Brother, Can You Spare an Endowment?

, Bethany Stotts, Leave a comment

The Internal Revenue Service (IRS) has issued a new questionnaire which asks some tough questions of college leaders. The new “compliance questionnaire,” labeled the “first stage” of the “Colleges and Universities Compliance Project” by the IRS, was sent to 400 American universities and colleges on the first of this month.

It delves into schools’ financial information with considerable depth. “Among other things, the questionnaire will gather information from the schools about how they report revenues and expenses from their trade or business activities, classify their activities as exempt or taxable activities, and calculate and report income or losses on taxable activities,” states the IRS press release. “The questionnaire also will gather information regarding how the organization invests and uses its endowment funds and determines compensation of certain highly paid individuals.”

And questions provided on the sample form range from those of executive compensation (for the top six highest-paid employees) to whether colleges monitor their use of endowment funds to ensure that donors’ wishes are kept.

According to Eric Keldermann with the Chronicle of Higher Education, “The questionnaire is meant to take an in-depth look at potential discrepancies between the way institutions operate and how they report their activities to the IRS.”

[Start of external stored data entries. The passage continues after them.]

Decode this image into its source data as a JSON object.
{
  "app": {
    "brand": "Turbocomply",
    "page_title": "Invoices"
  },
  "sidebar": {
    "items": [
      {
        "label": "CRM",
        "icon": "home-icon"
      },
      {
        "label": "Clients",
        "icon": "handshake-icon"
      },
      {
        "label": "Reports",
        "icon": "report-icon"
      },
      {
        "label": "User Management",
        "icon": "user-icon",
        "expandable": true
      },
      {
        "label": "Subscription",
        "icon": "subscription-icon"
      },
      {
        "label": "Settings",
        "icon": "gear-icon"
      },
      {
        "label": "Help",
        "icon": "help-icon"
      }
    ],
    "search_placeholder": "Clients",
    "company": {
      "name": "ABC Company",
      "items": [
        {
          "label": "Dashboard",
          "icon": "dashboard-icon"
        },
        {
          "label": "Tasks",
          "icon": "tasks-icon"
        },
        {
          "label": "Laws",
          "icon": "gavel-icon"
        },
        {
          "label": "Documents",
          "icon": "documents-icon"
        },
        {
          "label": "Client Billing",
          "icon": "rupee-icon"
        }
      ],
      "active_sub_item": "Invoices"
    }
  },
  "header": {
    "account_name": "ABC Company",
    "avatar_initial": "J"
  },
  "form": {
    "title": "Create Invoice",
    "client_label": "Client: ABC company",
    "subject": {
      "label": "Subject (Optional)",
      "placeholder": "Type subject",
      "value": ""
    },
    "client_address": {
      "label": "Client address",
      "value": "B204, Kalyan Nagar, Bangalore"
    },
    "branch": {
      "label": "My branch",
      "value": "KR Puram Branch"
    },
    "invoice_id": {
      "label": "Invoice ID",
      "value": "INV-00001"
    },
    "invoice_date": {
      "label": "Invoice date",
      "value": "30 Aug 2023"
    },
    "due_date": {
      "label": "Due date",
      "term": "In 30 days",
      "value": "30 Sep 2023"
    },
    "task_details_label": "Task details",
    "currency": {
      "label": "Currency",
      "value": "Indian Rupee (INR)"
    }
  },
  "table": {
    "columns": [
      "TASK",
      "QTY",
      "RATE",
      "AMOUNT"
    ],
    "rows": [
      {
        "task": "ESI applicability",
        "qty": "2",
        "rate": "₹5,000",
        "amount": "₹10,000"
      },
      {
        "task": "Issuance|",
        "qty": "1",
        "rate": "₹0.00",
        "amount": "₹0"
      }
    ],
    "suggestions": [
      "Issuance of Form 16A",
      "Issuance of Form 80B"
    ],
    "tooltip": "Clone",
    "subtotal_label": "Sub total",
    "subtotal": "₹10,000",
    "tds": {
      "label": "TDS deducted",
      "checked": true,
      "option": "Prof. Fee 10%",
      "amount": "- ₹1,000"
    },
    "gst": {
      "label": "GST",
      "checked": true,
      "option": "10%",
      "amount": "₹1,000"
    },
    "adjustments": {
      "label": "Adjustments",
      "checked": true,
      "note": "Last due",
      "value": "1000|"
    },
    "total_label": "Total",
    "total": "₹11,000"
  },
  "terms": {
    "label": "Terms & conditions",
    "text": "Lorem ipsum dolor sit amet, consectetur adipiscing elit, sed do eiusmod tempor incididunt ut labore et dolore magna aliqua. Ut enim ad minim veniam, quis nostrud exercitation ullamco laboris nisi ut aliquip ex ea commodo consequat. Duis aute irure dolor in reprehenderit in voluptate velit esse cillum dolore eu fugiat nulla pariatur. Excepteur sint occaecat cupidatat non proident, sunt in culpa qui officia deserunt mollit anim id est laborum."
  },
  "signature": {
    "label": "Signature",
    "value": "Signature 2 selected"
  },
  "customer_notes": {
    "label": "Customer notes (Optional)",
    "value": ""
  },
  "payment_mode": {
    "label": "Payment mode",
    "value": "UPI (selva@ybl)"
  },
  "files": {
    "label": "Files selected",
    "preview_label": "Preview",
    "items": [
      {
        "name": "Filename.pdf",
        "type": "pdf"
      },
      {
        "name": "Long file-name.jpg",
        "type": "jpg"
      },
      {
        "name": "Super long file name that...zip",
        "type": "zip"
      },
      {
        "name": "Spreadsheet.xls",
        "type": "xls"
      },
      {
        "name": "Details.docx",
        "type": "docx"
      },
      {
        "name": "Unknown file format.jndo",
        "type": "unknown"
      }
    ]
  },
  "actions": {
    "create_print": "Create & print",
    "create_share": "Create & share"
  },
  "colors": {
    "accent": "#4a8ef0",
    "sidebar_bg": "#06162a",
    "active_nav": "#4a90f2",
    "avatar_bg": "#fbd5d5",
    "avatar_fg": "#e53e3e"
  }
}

“While the IRS will not publicly report the data from individual institutions, the information could trigger audits and even penalties for the colleges, as well as more-minor actions alerting the institutions to their errors.”

Considering that the IRS will also issue a report on its findings, the new data might be used by senators such as Sen. Chuck Grassley (R-Iowa) to push for more regulation of college’s endowments and financial reporting. Senator Grassley sent an inquiry letter to 146 colleges and universities questioning their endowment policies earlier this year; he also champions legislation requiring schools to spend a minimum of 5% of their endowment annually in order to preserve their tax-free status.

Endowment questions on the IRS sample form (pdf) include:

• “How many individuals were on staff whose primary responsibility was investment management of your endowments?”

• “How did your organization compensate its internal investment managers?” external investment managers?

• “What was the average amount of your endowment assets per full-time equivalent student?”

• “Did your investment committee or board adopt a target spending rate for all endowments?”

Other questions, such as the following, hint at recent controversies about conflicts of interest and executive compensation.

• “Do you currently have a written conflict of interest policy in place” for full-time faculty or one “that governs members of the organization’s ruling body and its top management officials”?

(In the past, issues of conflicts of interest within academic medical research have raised eyebrows towards some Harvard and Stanford employees).

• “Of the unrelated business income activities included on your Form 990-T for the tax year ending in 2006, list in column ‘a’ the five that resulted in the largest losses included on line 30 of your Form 990-T, and complete columns ‘b’ through ‘f’ for each activity.”

According to Ronald J. Schultz of the IRS, as quoted by the Chronicle, colleges routinely lose money or break even on as much as half of their for-profit enterprises, thereby avoiding taxes on non-exempt commercial activities.

The following IRS questions, however answered, may have deep implications for discussions on college affordability:

“Enter the information requested in the table below for the six (6) highest paid officers, directors, trustees and key employees of your college or university.”

The revenue sources listed, extending from “a” to “hh”, include

• base salary;
• bonuses;
• incentives;
• stock options;
• “personal use of organization credit card” not reimbursed by the employee;
• use of “organization owned or leased vehicles;”
• value of organization-provided utilities, housing, and vacation homes;
• “personal use of organization-owned aircraft or boat;” and
• “other compensation” and “executive fringe benefits.”

Bethany Stotts is a staff writer at Accuracy in Academia.